Latin America is also well-placed given rising geopolitical tensions elsewhere in the world. It is on the sidelines of US-China tensions, is relatively neutral on Russia – despite Russian links to Venezuela and Cuba – has few links to the war in Ukraine and is insulated from the current tensions in the Middle East. The EU can also act, with US support, as a useful counterweight to Chinese influence in the region.
Although China has risen in prominence as a source of FDI in Latin America over the past two decades, particularly in countries, such as Venezuela, Argentina and Ecuador, the EU as a bloc has outspent China. According to a recent CEPAL report, the EU accounted for 29% of total FDI in Latin America in 2022, behind the US on 38% but well ahead of China on 4%. Nadia Calvino, Spain’s deputy prime minister, during a meeting organised by the Development Bank of Latin America (CAF) ahead of a meeting of EU finance ministers held in Santiago de Compostela in Spain, claimed that trade between the EU and Latin America had expanded by 40% in the past decade. Latin American governments are keen to benefit economically from closer EU ties.
Despite an easing of sanctions by the US on Venezuela this week the Maduro government’s democratic credentials and human rights record will remain a barrier. That said, one of the key demands to emerge from the Brussels meeting—from which Nicolas Maduro was absent—was a consensus on the need to hold credible elections in 2024 in order for economic sanctions to be withdrawn and trade and investment flows to normalise. This appears to be happening, as Maduro last week agreed to hold competitive elections, although it remains to be seen how free and fair they will actually be given the high risk that Maduro could lose power.
There are also differences on the war in Ukraine.

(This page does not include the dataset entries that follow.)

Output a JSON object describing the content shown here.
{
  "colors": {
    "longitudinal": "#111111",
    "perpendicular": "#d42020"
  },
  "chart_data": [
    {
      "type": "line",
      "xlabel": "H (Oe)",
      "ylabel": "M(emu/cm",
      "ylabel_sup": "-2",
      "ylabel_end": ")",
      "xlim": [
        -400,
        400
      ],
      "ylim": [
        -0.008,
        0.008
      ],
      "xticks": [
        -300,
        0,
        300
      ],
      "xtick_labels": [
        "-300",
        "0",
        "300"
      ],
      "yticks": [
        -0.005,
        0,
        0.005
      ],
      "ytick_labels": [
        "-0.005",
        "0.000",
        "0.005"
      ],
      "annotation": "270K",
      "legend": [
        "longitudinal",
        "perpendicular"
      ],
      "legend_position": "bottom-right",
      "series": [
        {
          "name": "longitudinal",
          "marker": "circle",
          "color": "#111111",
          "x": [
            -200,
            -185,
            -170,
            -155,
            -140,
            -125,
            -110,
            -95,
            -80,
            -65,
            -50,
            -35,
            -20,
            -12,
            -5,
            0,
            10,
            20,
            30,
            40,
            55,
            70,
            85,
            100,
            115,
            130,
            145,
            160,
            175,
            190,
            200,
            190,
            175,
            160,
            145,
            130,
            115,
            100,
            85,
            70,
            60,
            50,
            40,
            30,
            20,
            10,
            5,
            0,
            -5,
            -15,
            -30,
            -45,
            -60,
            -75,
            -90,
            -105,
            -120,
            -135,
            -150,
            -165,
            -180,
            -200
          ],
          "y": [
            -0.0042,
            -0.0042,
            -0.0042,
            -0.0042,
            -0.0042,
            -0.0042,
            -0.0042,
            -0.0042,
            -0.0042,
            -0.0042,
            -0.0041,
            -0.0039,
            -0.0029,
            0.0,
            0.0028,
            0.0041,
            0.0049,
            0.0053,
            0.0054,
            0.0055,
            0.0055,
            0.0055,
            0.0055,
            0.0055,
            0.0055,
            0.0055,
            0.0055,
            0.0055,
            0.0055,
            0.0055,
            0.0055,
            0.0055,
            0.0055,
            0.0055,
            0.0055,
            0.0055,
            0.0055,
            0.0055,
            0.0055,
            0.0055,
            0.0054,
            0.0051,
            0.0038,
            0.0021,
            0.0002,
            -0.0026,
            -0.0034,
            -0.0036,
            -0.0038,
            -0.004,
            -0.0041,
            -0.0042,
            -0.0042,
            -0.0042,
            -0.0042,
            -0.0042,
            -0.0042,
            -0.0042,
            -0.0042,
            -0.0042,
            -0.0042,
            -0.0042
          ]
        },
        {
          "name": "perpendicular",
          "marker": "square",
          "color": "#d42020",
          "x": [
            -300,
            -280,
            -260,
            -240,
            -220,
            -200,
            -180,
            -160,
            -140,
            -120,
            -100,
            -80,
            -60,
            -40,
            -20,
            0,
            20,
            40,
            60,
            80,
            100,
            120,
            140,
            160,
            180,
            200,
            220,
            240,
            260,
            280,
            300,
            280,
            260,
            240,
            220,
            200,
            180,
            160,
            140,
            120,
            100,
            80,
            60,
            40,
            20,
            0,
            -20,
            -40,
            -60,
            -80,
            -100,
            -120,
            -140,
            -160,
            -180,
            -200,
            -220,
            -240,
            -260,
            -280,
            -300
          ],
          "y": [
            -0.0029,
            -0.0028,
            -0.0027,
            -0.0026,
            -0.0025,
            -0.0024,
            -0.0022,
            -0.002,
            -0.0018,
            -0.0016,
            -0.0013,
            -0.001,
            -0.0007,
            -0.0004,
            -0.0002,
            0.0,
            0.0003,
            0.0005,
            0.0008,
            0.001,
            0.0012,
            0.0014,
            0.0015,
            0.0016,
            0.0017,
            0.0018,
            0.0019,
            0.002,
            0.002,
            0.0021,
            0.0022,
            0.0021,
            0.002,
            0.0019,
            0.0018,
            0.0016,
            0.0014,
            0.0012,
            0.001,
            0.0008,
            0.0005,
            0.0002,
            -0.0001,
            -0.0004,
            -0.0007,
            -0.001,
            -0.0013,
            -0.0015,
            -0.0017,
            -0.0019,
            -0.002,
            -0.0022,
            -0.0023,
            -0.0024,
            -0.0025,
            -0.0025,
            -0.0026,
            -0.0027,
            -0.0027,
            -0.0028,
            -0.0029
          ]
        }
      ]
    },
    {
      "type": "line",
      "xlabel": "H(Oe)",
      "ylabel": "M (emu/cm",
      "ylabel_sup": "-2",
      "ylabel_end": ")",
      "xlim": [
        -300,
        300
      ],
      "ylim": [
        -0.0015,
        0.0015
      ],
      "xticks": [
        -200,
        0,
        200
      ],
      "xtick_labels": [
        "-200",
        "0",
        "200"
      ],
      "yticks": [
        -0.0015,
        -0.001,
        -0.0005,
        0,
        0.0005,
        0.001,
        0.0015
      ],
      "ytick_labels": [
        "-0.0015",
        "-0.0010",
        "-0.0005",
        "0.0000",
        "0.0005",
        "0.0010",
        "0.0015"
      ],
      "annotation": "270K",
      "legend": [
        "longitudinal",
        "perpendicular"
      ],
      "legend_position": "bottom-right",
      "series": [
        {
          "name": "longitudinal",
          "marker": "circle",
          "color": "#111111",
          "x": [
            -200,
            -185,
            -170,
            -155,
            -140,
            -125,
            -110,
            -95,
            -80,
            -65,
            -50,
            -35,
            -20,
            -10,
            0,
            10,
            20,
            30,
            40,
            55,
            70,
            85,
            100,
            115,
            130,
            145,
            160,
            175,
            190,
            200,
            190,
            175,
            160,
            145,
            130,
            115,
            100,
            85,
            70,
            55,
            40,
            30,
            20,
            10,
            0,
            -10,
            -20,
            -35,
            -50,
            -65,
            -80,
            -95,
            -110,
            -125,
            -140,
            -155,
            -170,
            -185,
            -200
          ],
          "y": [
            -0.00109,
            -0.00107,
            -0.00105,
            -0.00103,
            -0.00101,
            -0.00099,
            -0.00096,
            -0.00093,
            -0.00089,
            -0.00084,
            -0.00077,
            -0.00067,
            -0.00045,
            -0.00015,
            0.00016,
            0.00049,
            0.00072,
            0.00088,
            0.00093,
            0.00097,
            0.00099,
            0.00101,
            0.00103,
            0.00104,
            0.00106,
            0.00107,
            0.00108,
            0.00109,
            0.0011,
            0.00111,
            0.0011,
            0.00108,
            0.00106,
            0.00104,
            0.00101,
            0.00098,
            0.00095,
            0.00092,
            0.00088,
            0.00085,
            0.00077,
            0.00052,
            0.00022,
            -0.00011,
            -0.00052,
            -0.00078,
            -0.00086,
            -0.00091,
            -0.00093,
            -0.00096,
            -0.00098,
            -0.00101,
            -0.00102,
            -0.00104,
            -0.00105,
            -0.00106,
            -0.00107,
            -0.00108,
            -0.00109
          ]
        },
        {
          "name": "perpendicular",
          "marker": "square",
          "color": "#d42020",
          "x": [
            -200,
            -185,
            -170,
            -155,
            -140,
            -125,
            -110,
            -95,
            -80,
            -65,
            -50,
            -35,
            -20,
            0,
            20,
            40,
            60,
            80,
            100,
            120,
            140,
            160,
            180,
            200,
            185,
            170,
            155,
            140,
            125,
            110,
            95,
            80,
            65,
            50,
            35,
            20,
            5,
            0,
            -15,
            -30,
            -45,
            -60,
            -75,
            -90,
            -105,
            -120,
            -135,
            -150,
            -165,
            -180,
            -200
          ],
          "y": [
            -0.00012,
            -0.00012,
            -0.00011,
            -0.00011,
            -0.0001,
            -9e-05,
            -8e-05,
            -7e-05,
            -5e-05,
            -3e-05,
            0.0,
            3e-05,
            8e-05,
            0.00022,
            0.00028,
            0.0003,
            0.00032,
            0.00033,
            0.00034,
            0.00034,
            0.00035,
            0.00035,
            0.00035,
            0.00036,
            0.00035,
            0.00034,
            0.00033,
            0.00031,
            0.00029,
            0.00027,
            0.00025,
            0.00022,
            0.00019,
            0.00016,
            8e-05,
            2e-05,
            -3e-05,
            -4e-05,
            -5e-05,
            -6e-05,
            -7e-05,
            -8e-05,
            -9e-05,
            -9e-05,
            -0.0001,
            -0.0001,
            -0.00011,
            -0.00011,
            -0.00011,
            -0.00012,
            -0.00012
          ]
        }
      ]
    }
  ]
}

Latin American leaders, headed by Brazil’s president Lula, have taken a softer line on Russia than the EU. They are generally keener to reach a settlement soon, while many have adopted a more traditional “non-aligned” position on the issue. Indeed, most Latin American nations were part of the Non-Aligned Movement – a grouping of over 100 nations that did not formerly align with any major power bloc – during the Cold War
There are also questions over how strong the pipeline of interesting investment opportunities is – European companies are not going to risk precious capital to satisfy ministers’ geopolitical goals.
However, Latin America’s relative insulation from geopolitical tensions, a growing desire on the part of the EU to compete with the US and China for global influence and a need to ensure greater access to raw materials are all major positives. Perhaps this new reality will be underscored by that deal with Mercosur being finalised after all.